Tech

UPS will use drones to deliver medication to retirees in Florida

Deliveries start in May and will help with social distancing efforts.

UPS

Residents of The Villages, Florida, a retirement community in central Florida, will soon have their drug descriptions delivered by quadcopters — part of the way, at least.

Starting in May, UPS will be working with CVS to shuttle drugs to retirees in the largest retirement community in the U.S. in order to support social distancing efforts. Initially, prescriptions will make the half-mile journey via drone to a pickup location, where human drivers will ferry them the rest of the way to people's doors. That's not as cool as bringing them all the way to people and cutting out the human driver entirely, but it's at least a step towards that future.

Dropping off directly at homes is something Amazon's been testing, and Google's Wing division is already doing so in a rural town in Virginia, but for Google's solution customers need large backyard space that homes in The Villages don't really have in the same quantity.

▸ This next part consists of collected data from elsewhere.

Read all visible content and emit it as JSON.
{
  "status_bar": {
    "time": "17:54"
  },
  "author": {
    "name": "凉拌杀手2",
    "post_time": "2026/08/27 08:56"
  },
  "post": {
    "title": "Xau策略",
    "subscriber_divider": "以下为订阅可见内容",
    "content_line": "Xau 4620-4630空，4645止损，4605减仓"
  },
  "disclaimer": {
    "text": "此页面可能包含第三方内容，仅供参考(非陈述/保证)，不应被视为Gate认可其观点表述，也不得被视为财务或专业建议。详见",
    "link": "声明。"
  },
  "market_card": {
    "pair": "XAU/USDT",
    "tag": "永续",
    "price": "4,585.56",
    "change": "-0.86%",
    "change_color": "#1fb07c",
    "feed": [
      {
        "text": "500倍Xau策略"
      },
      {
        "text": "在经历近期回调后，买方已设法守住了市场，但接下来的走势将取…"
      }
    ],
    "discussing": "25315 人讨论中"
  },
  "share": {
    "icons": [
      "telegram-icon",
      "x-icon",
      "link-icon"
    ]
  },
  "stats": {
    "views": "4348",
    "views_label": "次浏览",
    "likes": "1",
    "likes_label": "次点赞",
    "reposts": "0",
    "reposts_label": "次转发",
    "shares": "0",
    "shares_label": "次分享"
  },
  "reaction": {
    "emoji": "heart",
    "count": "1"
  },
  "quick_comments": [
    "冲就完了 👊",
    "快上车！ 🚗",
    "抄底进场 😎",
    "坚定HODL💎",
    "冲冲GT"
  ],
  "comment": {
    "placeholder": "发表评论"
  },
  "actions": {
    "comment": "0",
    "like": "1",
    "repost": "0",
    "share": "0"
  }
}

Uses for drone delivery — Carrying drugs to the elderly is a good use case for drone delivery right now as that demographic is one of the most susceptible to falling ill from coronavirus. Now they won't have to risk their lives by going out in public and exposing themselves to strangers just to get their medications.

Demand for autonomous delivery bots that deliver food by ground in heat-controlled containers is "expanding exponentially" as consumers look to get their goods delivered with as little human-to-human contact as possible. Those are slower than drones, however, because wheeled bots can't fly over objects as a drone can.

This isn't the first drone delivery initiative from UPS. The company says it also operates a delivery service at WakeMed's hospital and flagship campus in Raleigh, North Carolina, where it has completed more than 3,700 revenue-generating flights.